Have you ever been to an art show or art auction? I have been to a handful of art shows and exhibitions in recent years. Though I have never been to a professional auction. On the other hand I have been to four art auctions at my children’s school. A little over seven days ago a special annual art event was held at my son’s school. It was somewhat pleasant even though the kids made a ruckus. Dozens of families attended to see what their little artists had provided in what was indeed a treat of artistic expression. Now you have to remember these temperamental artists were aged between six and twelve, so if you thought you were going to see a Raphael or Monet I am afraid you are sadly mistaken. It’s not to say these kids can’t be the next great modern artist, you just have to set your expectation a little lower to start. However, there were definitely some wonderful paintings, collages, and textiles on display.
On the night my wife feverishly walked around avoiding that kid in school that everyone dislikes, who constantly picks their nose or shrieks with excitement. At the same time she was obliged to humour our son, parents and teachers about the wonderful job the children did this year. Armed with a ‘sold’ sticker in her hand, we were also required to find our son’s art work and buy it! Yes, a gold coin donation pretty much did it. Our first experience as art buyers! (I boycotted buying art work in all of my previously attended shows. The reason being because firstly you have to pay a family fee to get into the school art show, then you have to buy the ‘sold’ stickers, then there is food and drink on offer to buy, in order to stop your own child from nagging you to death, whom by the way you already fed at home. Apologies I needed to get that off my chest.)

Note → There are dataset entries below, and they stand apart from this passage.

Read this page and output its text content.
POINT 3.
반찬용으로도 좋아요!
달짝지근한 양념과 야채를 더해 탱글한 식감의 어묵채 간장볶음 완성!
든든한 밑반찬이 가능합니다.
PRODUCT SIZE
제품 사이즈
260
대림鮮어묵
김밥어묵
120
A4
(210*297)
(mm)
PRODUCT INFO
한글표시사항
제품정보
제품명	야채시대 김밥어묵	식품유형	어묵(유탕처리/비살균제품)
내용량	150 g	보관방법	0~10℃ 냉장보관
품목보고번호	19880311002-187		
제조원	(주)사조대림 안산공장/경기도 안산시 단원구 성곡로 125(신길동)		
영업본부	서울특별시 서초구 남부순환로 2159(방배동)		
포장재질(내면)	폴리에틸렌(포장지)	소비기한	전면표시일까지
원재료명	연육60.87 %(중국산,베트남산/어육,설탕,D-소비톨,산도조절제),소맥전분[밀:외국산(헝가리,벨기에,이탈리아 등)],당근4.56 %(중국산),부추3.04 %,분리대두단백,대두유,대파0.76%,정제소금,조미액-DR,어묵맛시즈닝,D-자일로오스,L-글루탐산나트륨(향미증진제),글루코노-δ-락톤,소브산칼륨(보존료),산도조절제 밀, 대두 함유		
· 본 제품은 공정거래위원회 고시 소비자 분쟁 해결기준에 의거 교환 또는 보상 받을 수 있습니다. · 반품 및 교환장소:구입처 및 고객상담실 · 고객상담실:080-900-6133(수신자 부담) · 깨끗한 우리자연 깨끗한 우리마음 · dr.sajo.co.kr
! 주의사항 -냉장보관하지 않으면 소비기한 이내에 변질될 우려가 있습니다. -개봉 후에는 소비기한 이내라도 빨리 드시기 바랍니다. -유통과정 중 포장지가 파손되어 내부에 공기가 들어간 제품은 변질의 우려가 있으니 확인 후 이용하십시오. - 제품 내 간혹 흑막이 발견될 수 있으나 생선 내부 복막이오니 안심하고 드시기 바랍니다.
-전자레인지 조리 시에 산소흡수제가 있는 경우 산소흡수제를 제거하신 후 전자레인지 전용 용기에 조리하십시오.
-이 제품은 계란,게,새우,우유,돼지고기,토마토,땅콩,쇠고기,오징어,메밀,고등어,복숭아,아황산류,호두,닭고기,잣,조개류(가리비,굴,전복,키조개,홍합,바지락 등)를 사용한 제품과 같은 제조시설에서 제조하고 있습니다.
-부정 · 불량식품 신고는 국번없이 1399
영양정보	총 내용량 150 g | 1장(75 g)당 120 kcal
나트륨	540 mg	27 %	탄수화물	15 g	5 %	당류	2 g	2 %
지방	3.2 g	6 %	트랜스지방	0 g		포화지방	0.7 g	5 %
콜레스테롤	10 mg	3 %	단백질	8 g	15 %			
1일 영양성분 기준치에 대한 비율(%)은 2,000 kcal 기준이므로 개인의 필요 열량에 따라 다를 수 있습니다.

After we slapped on the ‘sold’ sticker I began to reminisce about the only other time I came very close to purchasing ‘real’ art (and not your framed prints) by Australian artist Pro Hart. Then I wondered whether art critics would ‘love to hate’ this crop of would-be artists at my son’s school, as much as they ‘love to hate’ Pro Hart? Critics should tell aspiring artists that “If you are looking to be successful and make a career out of art, don’t bother. We will tear you down and compare you to the greats !” I guess being a commercial success is a no-no? The exception to the rule has to be Andy Warhol, right? By the way Andy Warhol art is up for grabs in November this year at Christies auctions. Portraits of Elvis Presley and Marlon Brando are expected to fetch a combined $US 130 million. Absolutely insane!
Nonetheless, I have transgressed off topic and must tell you that after we found our son’s artwork, we were pleasantly surprised. Wonderful I thought ! At the risk of sounding like an idiot, I asked my son what did his painting represent? He looked at me with a hint of contempt and said whatever dad. Ah, spoken like a true ten-year old artist.
I love art but I am not always a good judge at knowing the difference between good and bad art in the strictest sense. However I know what I do and I don’t like. I definitely appreciate the effort that my son and his peers put into their artwork. Some other people may disagree, as might those pretentious art experts. I always say that you can’t trust an art expert for their opinion when it is often hard enough understanding them. Art is (to me) a means of expression and communication. If it is interesting, haunting, disturbing or beautiful, then anyone including my son has achieved as an artist.
By the way, I enquired overnight whether I could get my son’s art work onto the ‘for sale’ list at one of those professional auction houses. They politely frowned at me. They must have sensed my disappointment and decided to offer to buy my son’s artwork at double the price for what I payed for it. By now I had come to my senses and passed on their offer. “Come on” I said, “It’s priceless!”